Many of the new applications are based on the concept of the “internet-of-things,” which uses the interconnection of the internet and sensors embedded in any number of objects and allows them to transmit and receive data. This capability has the potential to create a digital connection giving the user a level of control unimaginable in the past.

Food and the internet-of-things
The rapid pace of technological change experienced during the past two decades is not slowing.

One example of such an application comes from Amber Agriculture, which was named best start-up venture at CES 2017 by the technology news service Endgadget. Amber’s system uses pellet-size wireless sensors that are distributed throughout industrial grain bins and allow farmers to monitor the quality of grain in storage. From their smartphones farmers may receive alerts if quality changes occur and remotely turn fans on and off in an effort to sustain grain quality.

A similar approach to quality control and transparency was exhibited by the Paris-based company Biotraq. The firm is developing a solution that will allow the growers, processors and distributors of such perishable products as fresh produce to track quality through the supply chain. Much like Amber Agriculture, the Biotraq system relies on sensors sending and receiving data throughout the food chain and allows users to communicate its condition to stakeholders.

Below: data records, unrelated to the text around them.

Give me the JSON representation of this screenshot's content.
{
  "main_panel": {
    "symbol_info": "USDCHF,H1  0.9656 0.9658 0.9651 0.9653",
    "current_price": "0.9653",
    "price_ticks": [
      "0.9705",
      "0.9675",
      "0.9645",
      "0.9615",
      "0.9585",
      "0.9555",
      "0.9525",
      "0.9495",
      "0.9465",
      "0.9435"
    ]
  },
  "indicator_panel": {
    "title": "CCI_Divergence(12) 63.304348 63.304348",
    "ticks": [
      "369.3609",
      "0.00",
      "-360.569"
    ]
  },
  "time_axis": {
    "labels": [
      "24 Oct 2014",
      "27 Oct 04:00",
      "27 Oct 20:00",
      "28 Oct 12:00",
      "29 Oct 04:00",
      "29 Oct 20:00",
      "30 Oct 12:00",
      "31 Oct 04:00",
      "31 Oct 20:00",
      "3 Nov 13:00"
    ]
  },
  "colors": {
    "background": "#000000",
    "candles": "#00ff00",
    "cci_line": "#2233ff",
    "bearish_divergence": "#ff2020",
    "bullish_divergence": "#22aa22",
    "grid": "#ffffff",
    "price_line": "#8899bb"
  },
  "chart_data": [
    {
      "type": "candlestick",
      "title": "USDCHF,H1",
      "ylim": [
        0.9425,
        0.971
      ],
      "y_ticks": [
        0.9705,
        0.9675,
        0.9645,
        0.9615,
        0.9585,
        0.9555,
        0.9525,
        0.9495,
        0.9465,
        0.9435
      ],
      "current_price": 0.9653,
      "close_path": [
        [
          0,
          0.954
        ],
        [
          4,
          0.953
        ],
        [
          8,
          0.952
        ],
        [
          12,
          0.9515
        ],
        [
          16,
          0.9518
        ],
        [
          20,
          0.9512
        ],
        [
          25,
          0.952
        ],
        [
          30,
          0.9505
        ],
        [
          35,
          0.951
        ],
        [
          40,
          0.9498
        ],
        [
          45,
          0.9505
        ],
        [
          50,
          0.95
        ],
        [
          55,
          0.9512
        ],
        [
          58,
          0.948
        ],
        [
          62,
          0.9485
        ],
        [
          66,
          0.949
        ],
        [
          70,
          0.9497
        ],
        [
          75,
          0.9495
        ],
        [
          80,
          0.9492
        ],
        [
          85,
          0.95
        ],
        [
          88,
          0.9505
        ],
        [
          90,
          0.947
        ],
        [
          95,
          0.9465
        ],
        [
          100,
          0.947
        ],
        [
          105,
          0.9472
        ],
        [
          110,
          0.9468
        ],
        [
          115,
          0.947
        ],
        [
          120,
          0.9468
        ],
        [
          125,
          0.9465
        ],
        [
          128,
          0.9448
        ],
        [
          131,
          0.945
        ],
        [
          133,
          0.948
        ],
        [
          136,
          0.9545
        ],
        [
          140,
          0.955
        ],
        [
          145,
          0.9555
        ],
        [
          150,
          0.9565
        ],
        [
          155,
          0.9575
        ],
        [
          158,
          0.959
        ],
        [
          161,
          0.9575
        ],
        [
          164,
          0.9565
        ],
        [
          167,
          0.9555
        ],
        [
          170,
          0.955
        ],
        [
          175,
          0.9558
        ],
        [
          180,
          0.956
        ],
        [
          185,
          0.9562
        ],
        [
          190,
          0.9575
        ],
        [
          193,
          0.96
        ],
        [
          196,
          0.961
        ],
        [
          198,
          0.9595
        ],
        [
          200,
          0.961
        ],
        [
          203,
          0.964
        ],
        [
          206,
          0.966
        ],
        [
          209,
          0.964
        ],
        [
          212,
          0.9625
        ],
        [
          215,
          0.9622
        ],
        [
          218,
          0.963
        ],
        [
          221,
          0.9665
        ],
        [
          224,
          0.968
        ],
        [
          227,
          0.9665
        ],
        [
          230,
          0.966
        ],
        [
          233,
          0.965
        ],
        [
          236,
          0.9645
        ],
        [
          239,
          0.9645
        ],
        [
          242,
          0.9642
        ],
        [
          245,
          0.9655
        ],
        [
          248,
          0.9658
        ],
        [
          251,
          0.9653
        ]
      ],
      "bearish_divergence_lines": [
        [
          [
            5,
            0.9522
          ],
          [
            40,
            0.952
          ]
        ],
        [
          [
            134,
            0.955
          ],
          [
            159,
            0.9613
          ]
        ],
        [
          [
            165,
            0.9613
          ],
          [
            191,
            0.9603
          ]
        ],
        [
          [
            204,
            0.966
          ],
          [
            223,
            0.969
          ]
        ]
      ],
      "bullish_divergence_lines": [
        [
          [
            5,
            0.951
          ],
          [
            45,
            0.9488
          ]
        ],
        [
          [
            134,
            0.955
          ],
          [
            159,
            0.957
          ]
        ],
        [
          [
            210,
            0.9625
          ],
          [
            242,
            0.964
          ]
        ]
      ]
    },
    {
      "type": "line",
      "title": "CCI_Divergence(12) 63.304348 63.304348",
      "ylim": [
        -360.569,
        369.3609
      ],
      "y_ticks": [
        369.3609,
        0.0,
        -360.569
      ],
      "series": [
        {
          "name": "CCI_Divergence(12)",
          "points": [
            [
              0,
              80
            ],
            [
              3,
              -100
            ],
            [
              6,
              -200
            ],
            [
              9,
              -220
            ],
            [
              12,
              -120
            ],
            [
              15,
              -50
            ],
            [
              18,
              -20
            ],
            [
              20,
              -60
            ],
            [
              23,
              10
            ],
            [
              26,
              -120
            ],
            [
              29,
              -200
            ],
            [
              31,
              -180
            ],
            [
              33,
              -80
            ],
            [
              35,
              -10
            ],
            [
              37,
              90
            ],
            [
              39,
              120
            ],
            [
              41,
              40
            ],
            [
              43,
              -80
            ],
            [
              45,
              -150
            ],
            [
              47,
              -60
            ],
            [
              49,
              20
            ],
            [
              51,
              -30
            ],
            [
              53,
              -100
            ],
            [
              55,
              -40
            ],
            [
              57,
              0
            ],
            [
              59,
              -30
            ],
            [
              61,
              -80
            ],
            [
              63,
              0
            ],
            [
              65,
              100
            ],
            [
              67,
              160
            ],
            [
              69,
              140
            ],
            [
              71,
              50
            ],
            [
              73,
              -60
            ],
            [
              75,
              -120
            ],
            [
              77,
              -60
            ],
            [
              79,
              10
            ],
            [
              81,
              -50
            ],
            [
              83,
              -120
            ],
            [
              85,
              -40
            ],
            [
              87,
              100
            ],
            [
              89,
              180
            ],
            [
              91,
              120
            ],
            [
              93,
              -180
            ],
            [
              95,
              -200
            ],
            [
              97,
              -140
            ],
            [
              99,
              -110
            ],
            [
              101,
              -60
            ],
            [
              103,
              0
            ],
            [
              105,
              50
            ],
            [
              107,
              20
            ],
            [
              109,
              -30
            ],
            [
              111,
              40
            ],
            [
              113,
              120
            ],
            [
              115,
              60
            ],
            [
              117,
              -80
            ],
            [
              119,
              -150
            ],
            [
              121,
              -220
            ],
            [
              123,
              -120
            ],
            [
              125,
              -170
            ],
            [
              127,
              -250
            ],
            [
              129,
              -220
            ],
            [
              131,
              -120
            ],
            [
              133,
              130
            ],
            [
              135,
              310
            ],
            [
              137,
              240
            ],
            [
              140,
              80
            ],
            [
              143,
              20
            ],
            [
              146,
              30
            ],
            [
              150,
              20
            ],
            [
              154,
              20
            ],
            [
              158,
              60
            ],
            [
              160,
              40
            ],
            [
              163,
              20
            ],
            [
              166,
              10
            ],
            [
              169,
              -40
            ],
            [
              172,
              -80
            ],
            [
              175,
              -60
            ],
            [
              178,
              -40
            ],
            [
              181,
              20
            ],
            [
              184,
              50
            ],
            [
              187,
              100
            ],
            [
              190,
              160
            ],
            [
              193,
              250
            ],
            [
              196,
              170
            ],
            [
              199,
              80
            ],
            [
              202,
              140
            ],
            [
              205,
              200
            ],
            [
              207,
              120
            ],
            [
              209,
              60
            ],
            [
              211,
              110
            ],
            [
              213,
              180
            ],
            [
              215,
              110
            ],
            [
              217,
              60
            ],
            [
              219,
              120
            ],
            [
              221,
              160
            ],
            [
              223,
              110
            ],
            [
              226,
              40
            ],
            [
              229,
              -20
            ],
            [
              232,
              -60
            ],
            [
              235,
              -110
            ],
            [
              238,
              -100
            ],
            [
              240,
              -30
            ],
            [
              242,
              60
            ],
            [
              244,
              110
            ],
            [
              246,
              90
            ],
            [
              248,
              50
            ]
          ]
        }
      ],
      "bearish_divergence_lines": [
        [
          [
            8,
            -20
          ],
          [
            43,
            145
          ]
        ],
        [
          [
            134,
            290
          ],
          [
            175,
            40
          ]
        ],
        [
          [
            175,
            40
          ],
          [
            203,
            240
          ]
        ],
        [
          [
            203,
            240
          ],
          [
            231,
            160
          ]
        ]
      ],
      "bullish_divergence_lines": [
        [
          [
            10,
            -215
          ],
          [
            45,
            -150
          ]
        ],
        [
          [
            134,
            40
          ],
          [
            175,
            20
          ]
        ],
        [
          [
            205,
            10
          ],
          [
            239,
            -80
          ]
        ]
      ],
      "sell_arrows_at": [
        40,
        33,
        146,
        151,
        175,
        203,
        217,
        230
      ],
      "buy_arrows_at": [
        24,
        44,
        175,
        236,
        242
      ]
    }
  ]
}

For consumers, the internet-of-things may significantly alter meal occasions. One company working to create a “connected food ecosystem” is Innit, Redwood City, Calif. It may sound fanciful, but the Innit system seeks to use food science and technology to prepare a connected customer’s food. The platform employs sensors to identify and measure ingredients a consumer has in their kitchen. Based on this information, it recommends recipes and executes portions of the cooking process through connected kitchen appliances. This past June, Innit’s concept moved a large step closer to reality when the company entered into an agreement with the appliance maker Whirlpool Corp. The company’s Jenn-Air line of wi-fi connected ovens will offer the Innit platform.

A Department of Commerce analysis published earlier this month notes the internet-of-things is proliferating at a rapid rate. A wider range of systems and devices is creating a massive network and enabling the integration of previously discrete industries. From wearable devices that track various health metrics to supply chains that one day may be capable of tracking an individual beverage can from production to recycling, abundant opportunities have been conceived for improving efficiencies and personal customization.

Even now it may seem as if self-driving cars are impossibly futuristic, but it is forecast that as many as 10 million cars with self-driving features will be on the road by 2020. The pace of change is rapid, and food industry innovators will not be watching from the sidelines.